New regulations strangle Alabama's hemp businesses. Retailers face licensing hurdles, forcing shutdowns and lost revenue as red tape delays legal operations.
Alabama's Wild West of unregulated hemp sales after federal legalization came to an end in December, when hundreds of CBD shops, smoke shops, liquor stores, bars, restaurants, and gas stations selling hemp products in the state were forced to remove their hemp cannabinoid products—and hemp-only shops were forced to shut down—until they could be licensed under a law passed in May.
That measure, House Bill 445, banned the sale of hemp-derived THC in smokeable form and put a limit of 10 milligrams of hemp-derived THC per beverage serving. It also required that edibles be individually wrapped and capped topical ointments containing THC at 40 milligrams. It also barred online, mail order, or direct delivery sales to consumers.

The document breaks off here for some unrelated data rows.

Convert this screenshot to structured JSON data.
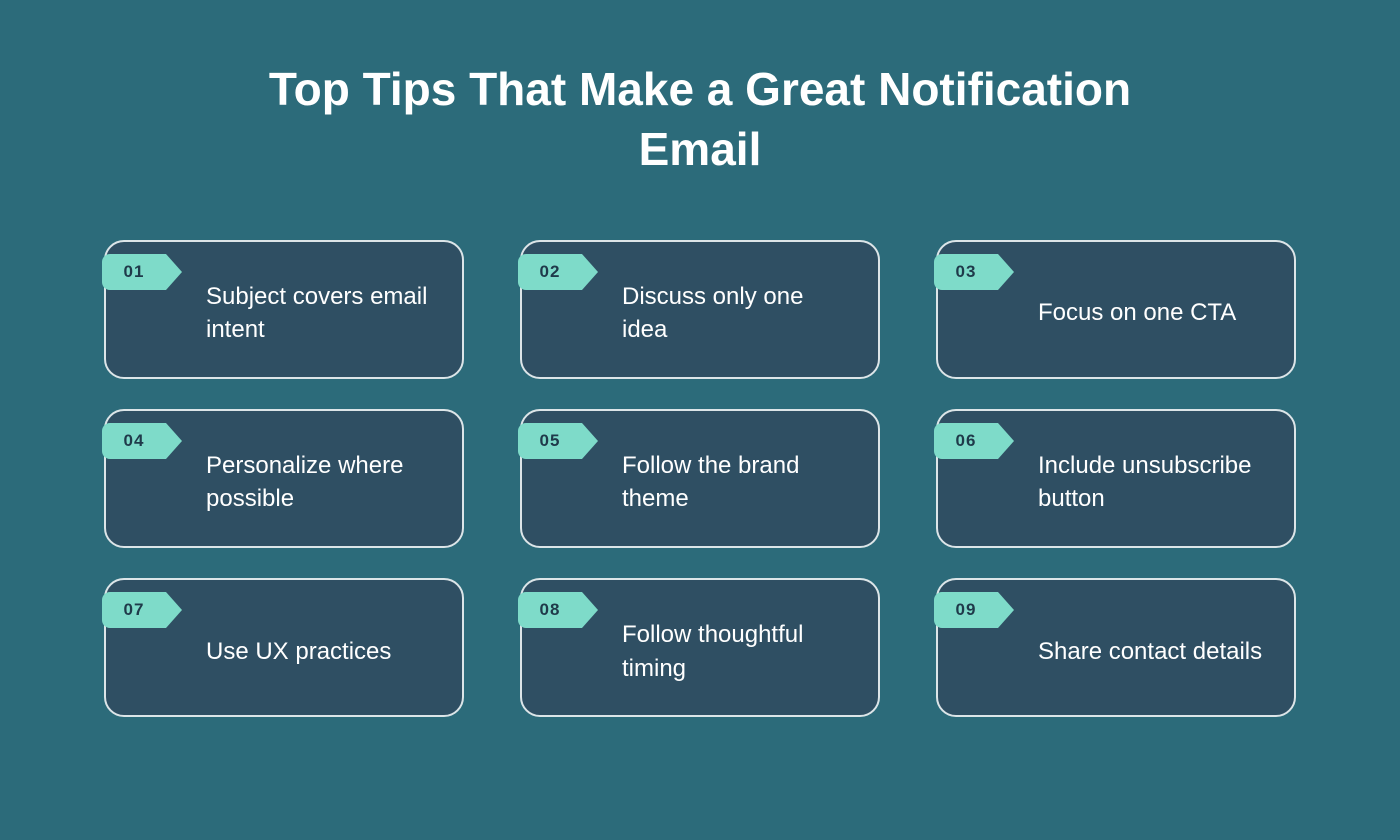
{
  "title": "Top Tips That Make a Great Notification Email",
  "tips": [
    {
      "num": "01",
      "text": "Subject covers email intent"
    },
    {
      "num": "02",
      "text": "Discuss only one idea"
    },
    {
      "num": "03",
      "text": "Focus on one CTA"
    },
    {
      "num": "04",
      "text": "Personalize where possible"
    },
    {
      "num": "05",
      "text": "Follow the brand theme"
    },
    {
      "num": "06",
      "text": "Include unsubscribe button"
    },
    {
      "num": "07",
      "text": "Use UX practices"
    },
    {
      "num": "08",
      "text": "Follow thoughtful timing"
    },
    {
      "num": "09",
      "text": "Share contact details"
    }
  ],
  "colors": {
    "background": "#2c6b7a",
    "card_bg": "#2f4f63",
    "card_border": "#dce5e8",
    "badge": "#7edbc9",
    "text": "#ffffff"
  }
}
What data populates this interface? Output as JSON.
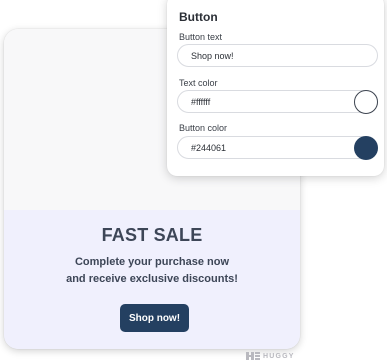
{
  "preview": {
    "headline": "FAST SALE",
    "subtext_line1": "Complete your purchase now",
    "subtext_line2": "and receive exclusive discounts!",
    "button_label": "Shop now!"
  },
  "branding": {
    "text": "HUGGY",
    "logo_icon": "huggy-logo-icon"
  },
  "settings": {
    "title": "Button",
    "button_text": {
      "label": "Button text",
      "value": "Shop now!"
    },
    "text_color": {
      "label": "Text color",
      "value": "#ffffff"
    },
    "button_color": {
      "label": "Button color",
      "value": "#244061"
    }
  },
  "colors": {
    "button_bg": "#244061",
    "button_text": "#ffffff",
    "preview_body_bg": "#f0f0fd",
    "headline_text": "#3d4657"
  }
}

While such rules allow for the sales of hemp-derived THC in some circumstances, other provisions of the law are proving to be real obstacles for businesses hoping to get legal and get back to business. One provision requires anyone seeking a hemp license to also acquire a liquor license from the state Alcohol Beverage Control Board (ABC), which is assigned to regulate the hemp industry. The other provision bars the ABC from granting hemp licenses until localities pass ordinances allowing them.
Now, more than three months after the new law went into effect, fewer than a dozen businesses statewide have managed to jump through those hoops and get hemp licenses, according to ABC data.
"I don’t know of any stores now that have gotten their specialty hemp retail license yet," Mobile hemp store owner Ocean Jones told the local media outlet Lagniappe. "We started our application before Christmas."
Jones said he had worked for years to get his store, Healthy Harvest CBD, up and running, and now he's having to paint houses to earn money while he waits for the city of Mobile and the ABC to provide licensing.
"I’ve got a painting company, and I also do marketing," Jones said. "If it was not for that, especially the painting company, we would have been screwed."
Cottage Hill Package Store owner Andrew Manas is still open, but his hemp beverage inventory is locked down as he waits for the city and the ABC to proess his license.
"I’m getting probably 10 to 15 phone calls every single day from people asking, ‘Do you sell them? Can you sell them?’" Manas said. "It’s not even the younger people that are wanting to do this instead of drinking. It’s some of these old … A lot of our clientele are older people. They needed it for pains and aches and all that, and sleep and stuff like that. So those are the ones that are really getting hurt."
The ABC says it will only process licenses once city councils have approved them, but local politicians are pointing a finger back at the ABC, saying they had no guidance from the agency.
"It kind of negated our previous ordinances [on hemp]," Foley Mayor Ralph Hellmich said. "We’re trying to figure out how to do this. We’ve been talking to other cities in Baldwin County. They’re somewhat confused, too. We’re just trying to take our ordinance and figure out what’s new about it and how it fits into this new licensing. The state kicked the can down the road to us [cities] is what they did."
In Mobile, the city council had moved to allow hemp businesses to stay open by drafting an ordinance giving them 90 days while the city worked on an ordinance addressing the new state law, but the ABC deemed that effort insufficient.
For the city of Mobile, ABC deemed previous efforts to allow hemp businesses to stay open while the council drafted a new ordinance insufficient.
That effort was a February resolution giving established businesses 90 days to remain open while the city worked on local ordinances to address the new state law.
"Everyone was understanding that we had 90 days to be able to obtain the license from the state, but you could continue to sell," Manas said. "But then I talked to an ABC agent. He said, ‘No, we’re above the city, and you need that license.’ Licenses are just sitting there because it’s got to get approval from the city first, and then it goes to the state."
Mobile Director of Communications Jason Johnson told Lagniappe city officials had also been frustrated by the length of time it is taking to get licenses processed under the new law.
"I think it takes some adjustment and getting used to," Johnson said. "The mayor was expressing frustration, but also, I think he understands that anytime anything new happens, you have to learn what that means and how to implement it. That’s what we’re trying to do."
The Mobile City Council has a new hemp product license ordinance on its agenda, but the earliest the city could approve it and begin processing licenses is March 31. Other southern Alabama cities also say they are working on hemp ordinances. Meanwhile, hemp business owners are stymied and consumers are out of luck.